1936 U.S. Open (Golf)

golfsportshistorynew-jersey
4 min read

Tony Manero needed a chip-in on his last hole just to qualify. Weeks later, he was the U.S. Open champion. The 1936 Open at Baltusrol Golf Club produced one of the most improbable victories in championship golf, complete with a friendship that bent the rules, a scoring record that fell, and a winner whose name has been largely forgotten -- overshadowed, perhaps, by the very controversy that made his triumph possible.

The Longest of Long Shots

Manero was a relatively unknown professional from New York who had been playing out of a club in North Carolina. He was not the kind of name that drew gallery crowds or newspaper headlines. During sectional qualifying, his game nearly betrayed him entirely -- he needed to chip in on his final hole just to earn a spot in the championship field. A record 1,278 golfers had entered qualifying that year, up from 1,177 the previous year, and Manero very nearly became one of the anonymous names eliminated before play began. But that desperate chip dropped, and Manero traveled to Springfield, New Jersey, where Baltusrol's Upper Course awaited with a total purse of $5,000 and $1,000 for the winner.

Sarazen's Helping Hand

The most controversial element of Manero's victory involved his final-round playing partner: Gene Sarazen, one of the most accomplished golfers alive. Sarazen had apparently requested the pairing himself. He believed he could help his notoriously high-strung friend stay calm under the pressure of a final-round chase. Whether Sarazen merely provided a steadying presence or actually offered strategic advice became a matter of formal dispute. After the championship, a complaint was filed with the USGA alleging that Sarazen had given Manero swing and course-management tips during the round -- a clear rules violation. The USGA convened a meeting, reviewed the evidence, and ruled there was no proof of wrongdoing. Manero kept his title.

A Record Day at Baltusrol

Whatever role Sarazen played, Manero's final round was genuinely spectacular. He surpassed third-round leader Harry Cooper down the stretch to claim the championship, breaking the U.S. Open tournament scoring record in the process -- a mark of 286 that had stood since Chick Evans set it in 1916. The conditions that week were ideal -- a sharp contrast to the brutal weather that had plagued the 1935 Open.
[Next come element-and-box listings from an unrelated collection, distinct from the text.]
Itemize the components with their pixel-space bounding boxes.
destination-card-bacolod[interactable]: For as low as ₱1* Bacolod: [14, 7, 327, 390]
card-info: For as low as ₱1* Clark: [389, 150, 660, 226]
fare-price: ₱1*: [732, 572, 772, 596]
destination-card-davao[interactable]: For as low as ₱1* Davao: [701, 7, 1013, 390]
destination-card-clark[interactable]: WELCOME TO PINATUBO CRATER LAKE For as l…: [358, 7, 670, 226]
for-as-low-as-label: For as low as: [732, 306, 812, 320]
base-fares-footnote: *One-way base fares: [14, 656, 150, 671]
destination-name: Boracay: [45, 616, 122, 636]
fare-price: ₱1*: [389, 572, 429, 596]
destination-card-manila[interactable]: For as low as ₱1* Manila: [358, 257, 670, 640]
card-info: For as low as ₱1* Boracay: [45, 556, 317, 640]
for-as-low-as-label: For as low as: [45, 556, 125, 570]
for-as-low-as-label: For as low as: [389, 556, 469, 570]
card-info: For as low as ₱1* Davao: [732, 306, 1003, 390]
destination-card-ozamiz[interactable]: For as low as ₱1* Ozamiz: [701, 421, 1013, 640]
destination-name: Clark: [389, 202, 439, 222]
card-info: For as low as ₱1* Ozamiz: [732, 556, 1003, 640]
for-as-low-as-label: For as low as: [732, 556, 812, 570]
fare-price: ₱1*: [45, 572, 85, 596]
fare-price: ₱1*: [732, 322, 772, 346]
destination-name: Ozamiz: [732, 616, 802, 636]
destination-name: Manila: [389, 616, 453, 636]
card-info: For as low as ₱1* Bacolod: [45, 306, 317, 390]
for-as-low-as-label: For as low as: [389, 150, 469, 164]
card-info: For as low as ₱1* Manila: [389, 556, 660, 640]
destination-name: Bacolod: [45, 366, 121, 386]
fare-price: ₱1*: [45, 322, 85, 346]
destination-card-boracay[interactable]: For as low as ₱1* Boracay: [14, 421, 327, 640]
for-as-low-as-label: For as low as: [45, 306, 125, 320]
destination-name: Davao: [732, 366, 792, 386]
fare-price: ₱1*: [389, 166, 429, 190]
Thirty-eight players broke par over the course of the tournament, and the field's scoring average of 76.04 set a U.S. Open record. It was the kind of week where the course yielded to good play rather than punishing it, and Manero, the man who almost didn't qualify, played the best golf of his life when it mattered most.

Baltusrol Reinvented

The 1936 Open was played on Baltusrol's Upper Course, one of two layouts that architect A.W. Tillinghast had built in 1918 after plowing under the club's original Old Course. The Upper Course stretched to 6,866 yards with a par of 72 -- considerably more demanding than the 6,212-yard, par-74 Old Course that had hosted the 1903 and 1915 Opens. Tillinghast's redesign transformed Baltusrol into a modern championship venue, and the club would go on to host the U.S. Open many more times, most memorably in 1967 when Jack Nicklaus set a new scoring record on the Lower Course. But in 1936, the story belonged to Manero -- the club pro from nowhere who chipped in to qualify, befriended the right legend, and walked off with American golf's biggest prize.

From the Air

Baltusrol Golf Club sits at 40.705N, 74.328W in Springfield, New Jersey. From the air, look for the two courses (Upper and Lower) flanking the base of Baltusrol Mountain in the Watchung range. Nearest airports: Morristown Municipal (KMMU) 12 nm northwest, Newark Liberty International (KEWR) 10 nm east. Best viewed at 3,000-5,000 feet AGL approaching from the southeast.